Similarly, I was only able to accompany the French botanist and traveller Joseph Pitton de Tournefort a little way on his journey to the Near East of 1700–1702. This brilliant and fascinating man survived the many hazards of the expedition, which he undertook on behalf of Louis XIV, only to die as the result of being crushed by a cart axle in the street that now bears his name in his native Paris. His Relation d’un voyage du Levant, posthumously published in 1717 and rapidly translated into English, is hugely entertaining. Nonetheless, it was necessary to concentrate on what he wrote about the plants he found on his travels, including the oriental poppy and the azalea, and not get waylaid by his alluring descriptions of the manners and customs of the people he met.
A third discovery was Alice M Coats (1905–78), who published several very lively and informative books on plants in the 1950s, 1960s and 1970s, but seems otherwise to have left very little trace of her life. She started out as an artist, but later began writing about the plants that were a frequent subject of her colour woodcuts and linocuts, drawing in particular on old botanical volumes. Before embarking on such books as Flowers and Their Histories (1956) and The Quest for Plants (1969), she had written The Story of Horace (1937), which, given her knowledge of the classical world, I had imagined to be a biography of the Latin poet. It turned out to be a children’s story about a bear, now very difficult to find and expensive when you do.
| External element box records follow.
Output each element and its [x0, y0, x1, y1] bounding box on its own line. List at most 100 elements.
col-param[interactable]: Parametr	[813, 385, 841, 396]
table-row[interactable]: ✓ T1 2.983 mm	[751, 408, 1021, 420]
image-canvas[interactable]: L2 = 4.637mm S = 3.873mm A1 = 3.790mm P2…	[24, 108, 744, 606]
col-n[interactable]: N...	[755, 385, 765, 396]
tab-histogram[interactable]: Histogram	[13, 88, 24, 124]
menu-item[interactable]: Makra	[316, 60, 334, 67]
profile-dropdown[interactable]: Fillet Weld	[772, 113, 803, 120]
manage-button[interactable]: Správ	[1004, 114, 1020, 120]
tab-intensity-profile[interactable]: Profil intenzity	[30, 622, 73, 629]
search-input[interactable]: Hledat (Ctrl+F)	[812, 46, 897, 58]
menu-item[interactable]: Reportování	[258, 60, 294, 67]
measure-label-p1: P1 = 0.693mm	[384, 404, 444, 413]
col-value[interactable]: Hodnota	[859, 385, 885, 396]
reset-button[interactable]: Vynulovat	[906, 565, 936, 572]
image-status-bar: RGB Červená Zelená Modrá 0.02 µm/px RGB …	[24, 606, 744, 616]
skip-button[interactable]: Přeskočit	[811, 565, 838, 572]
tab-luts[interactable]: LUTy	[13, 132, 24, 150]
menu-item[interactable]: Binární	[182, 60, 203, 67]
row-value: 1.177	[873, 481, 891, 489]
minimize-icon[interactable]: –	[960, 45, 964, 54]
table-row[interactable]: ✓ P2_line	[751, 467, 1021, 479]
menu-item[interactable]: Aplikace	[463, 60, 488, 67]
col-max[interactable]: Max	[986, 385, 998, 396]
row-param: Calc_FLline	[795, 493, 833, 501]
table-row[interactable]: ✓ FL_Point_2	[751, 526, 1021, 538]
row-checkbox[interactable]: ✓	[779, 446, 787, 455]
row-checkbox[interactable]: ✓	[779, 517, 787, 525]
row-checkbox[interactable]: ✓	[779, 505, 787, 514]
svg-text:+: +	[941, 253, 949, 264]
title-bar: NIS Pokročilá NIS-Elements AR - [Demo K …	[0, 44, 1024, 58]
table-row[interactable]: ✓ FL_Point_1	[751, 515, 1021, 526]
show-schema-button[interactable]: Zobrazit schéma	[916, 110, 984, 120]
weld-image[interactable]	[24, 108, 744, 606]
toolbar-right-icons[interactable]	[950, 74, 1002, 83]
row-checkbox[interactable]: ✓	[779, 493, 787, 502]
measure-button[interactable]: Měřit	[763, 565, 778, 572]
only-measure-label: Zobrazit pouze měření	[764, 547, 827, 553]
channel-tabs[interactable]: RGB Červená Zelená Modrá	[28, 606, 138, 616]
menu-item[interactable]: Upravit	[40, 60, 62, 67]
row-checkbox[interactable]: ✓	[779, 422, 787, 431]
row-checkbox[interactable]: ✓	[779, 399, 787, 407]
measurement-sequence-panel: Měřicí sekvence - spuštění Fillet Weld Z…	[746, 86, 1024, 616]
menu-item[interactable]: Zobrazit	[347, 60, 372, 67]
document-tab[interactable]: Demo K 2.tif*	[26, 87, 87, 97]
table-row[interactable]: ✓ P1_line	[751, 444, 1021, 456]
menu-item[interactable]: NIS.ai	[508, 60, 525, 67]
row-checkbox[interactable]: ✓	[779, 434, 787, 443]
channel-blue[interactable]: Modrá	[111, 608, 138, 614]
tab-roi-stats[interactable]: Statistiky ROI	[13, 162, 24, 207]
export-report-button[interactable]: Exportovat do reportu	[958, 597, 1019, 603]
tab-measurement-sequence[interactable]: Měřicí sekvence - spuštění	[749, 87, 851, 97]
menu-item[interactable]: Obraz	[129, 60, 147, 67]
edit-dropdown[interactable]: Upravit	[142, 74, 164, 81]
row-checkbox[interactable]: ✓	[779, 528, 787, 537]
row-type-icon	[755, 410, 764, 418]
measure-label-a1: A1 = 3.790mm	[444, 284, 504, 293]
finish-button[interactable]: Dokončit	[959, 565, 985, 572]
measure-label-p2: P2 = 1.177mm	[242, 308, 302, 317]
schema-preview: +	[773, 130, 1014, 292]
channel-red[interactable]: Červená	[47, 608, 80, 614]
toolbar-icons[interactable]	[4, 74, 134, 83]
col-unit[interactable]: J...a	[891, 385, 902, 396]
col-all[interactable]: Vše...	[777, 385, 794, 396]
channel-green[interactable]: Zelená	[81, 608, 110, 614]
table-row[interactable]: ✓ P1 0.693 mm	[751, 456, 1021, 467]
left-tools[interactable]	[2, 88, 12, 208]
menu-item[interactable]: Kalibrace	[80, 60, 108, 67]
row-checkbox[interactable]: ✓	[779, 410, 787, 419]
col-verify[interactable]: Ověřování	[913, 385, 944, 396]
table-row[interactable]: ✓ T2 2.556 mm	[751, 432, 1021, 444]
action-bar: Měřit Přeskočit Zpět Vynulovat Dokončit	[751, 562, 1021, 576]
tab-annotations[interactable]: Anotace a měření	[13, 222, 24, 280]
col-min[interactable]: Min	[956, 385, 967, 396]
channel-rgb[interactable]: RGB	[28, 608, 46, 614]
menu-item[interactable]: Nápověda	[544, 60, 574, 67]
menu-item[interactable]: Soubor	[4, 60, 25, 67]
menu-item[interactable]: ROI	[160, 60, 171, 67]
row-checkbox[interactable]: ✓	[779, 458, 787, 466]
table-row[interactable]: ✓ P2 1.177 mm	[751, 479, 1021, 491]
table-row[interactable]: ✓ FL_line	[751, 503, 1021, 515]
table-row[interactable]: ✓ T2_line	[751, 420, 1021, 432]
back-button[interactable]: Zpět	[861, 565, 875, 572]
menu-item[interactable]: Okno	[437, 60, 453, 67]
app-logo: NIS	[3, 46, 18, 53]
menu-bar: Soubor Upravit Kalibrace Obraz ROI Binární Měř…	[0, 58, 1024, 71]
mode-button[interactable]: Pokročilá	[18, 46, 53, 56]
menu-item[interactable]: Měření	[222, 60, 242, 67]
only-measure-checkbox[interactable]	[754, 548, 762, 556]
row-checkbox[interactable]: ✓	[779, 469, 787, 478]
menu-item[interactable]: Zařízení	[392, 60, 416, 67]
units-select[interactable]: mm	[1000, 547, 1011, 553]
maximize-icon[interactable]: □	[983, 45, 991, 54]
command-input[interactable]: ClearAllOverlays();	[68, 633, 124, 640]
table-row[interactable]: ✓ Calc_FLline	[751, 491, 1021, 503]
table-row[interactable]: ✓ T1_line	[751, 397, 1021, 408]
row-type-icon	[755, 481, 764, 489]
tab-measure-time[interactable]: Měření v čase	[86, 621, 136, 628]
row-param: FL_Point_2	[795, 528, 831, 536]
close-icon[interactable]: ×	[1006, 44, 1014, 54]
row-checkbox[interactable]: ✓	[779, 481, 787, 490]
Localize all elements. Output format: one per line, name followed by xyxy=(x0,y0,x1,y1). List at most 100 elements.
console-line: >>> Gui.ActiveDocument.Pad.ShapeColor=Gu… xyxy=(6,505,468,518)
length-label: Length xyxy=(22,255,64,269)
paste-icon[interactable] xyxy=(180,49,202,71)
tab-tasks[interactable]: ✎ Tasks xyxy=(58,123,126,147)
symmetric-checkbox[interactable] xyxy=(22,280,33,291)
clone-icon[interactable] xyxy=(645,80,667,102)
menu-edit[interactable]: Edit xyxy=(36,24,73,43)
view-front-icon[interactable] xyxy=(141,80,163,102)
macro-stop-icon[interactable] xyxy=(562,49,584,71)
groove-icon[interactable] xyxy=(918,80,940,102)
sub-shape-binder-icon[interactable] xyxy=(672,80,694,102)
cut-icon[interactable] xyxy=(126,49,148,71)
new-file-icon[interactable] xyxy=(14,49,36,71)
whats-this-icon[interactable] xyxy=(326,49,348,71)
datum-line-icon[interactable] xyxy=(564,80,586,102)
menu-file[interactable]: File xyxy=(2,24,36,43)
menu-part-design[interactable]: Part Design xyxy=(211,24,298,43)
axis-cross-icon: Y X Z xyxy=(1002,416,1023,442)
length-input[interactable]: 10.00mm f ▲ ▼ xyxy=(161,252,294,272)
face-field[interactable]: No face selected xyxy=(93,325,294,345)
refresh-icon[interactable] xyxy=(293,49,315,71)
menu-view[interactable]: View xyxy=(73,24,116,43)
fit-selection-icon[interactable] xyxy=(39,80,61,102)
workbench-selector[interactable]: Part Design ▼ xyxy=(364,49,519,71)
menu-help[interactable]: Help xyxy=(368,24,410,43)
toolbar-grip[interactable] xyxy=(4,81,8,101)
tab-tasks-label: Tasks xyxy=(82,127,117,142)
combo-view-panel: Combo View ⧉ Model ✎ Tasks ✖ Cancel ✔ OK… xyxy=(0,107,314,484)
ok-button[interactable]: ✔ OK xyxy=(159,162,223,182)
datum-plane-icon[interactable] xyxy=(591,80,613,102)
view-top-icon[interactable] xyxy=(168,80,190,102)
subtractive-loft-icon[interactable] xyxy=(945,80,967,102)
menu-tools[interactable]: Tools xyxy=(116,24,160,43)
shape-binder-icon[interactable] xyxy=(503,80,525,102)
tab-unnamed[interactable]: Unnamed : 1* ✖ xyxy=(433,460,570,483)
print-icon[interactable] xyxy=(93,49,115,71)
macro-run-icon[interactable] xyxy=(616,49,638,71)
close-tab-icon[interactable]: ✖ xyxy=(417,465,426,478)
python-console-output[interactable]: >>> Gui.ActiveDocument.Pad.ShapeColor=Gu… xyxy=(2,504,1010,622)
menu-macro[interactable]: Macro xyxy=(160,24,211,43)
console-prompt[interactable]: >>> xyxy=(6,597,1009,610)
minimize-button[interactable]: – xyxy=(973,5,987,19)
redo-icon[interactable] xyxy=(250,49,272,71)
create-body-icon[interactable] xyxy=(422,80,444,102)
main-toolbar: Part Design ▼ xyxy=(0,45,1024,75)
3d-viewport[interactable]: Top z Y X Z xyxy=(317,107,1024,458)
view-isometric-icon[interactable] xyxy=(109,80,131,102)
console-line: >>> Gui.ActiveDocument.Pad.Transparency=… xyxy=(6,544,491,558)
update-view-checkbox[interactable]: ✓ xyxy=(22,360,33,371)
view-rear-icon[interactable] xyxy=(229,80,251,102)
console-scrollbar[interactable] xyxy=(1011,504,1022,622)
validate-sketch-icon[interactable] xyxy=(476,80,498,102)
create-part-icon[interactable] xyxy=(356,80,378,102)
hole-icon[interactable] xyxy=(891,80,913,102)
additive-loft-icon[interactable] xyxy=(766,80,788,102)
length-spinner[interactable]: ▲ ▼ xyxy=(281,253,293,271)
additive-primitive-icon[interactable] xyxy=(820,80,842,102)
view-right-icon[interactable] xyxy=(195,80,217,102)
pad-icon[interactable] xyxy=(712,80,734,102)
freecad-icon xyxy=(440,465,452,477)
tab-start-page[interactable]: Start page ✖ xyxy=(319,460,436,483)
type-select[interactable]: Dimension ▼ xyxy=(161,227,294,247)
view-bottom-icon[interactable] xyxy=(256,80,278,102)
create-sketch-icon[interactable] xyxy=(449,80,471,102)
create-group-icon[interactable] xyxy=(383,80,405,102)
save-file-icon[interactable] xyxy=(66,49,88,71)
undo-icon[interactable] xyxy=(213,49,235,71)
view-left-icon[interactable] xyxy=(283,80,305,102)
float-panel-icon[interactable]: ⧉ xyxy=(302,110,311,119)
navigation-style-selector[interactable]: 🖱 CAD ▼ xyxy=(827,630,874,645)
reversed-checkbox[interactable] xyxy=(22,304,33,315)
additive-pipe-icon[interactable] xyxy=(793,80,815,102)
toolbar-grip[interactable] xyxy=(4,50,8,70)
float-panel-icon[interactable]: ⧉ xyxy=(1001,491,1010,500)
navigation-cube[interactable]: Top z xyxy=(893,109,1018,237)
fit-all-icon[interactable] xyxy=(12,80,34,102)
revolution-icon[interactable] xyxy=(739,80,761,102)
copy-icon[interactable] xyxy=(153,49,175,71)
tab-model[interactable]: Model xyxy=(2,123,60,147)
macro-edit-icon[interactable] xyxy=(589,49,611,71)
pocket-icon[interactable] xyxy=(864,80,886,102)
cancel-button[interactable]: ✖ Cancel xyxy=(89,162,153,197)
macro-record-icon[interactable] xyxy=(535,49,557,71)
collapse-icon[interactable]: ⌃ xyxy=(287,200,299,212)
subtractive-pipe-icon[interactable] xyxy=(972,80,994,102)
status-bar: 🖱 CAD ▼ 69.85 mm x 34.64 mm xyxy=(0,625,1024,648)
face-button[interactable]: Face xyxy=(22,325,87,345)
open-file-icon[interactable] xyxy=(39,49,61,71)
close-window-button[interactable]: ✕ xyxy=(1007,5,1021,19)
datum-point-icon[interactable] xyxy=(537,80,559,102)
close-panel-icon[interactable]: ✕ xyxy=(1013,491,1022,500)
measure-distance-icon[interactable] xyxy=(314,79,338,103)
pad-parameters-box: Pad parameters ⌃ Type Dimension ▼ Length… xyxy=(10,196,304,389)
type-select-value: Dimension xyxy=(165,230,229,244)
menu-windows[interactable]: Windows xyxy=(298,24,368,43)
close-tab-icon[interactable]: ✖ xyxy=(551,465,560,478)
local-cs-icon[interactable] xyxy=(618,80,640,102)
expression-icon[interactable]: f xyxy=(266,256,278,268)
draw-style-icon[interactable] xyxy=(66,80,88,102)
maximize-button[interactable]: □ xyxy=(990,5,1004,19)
So, when people ask you what you will do now your new book is finally at the printer, one answer is that you will go back to read the many volumes you set aside or merely skimmed for relevant information. Returning to that increasingly distant hinterland, you can at last wander with a clear conscience along those paths whose attractions you previously and piously resisted. In the meantime, a new country appears on a far horizon and before you know it the whole process starts again.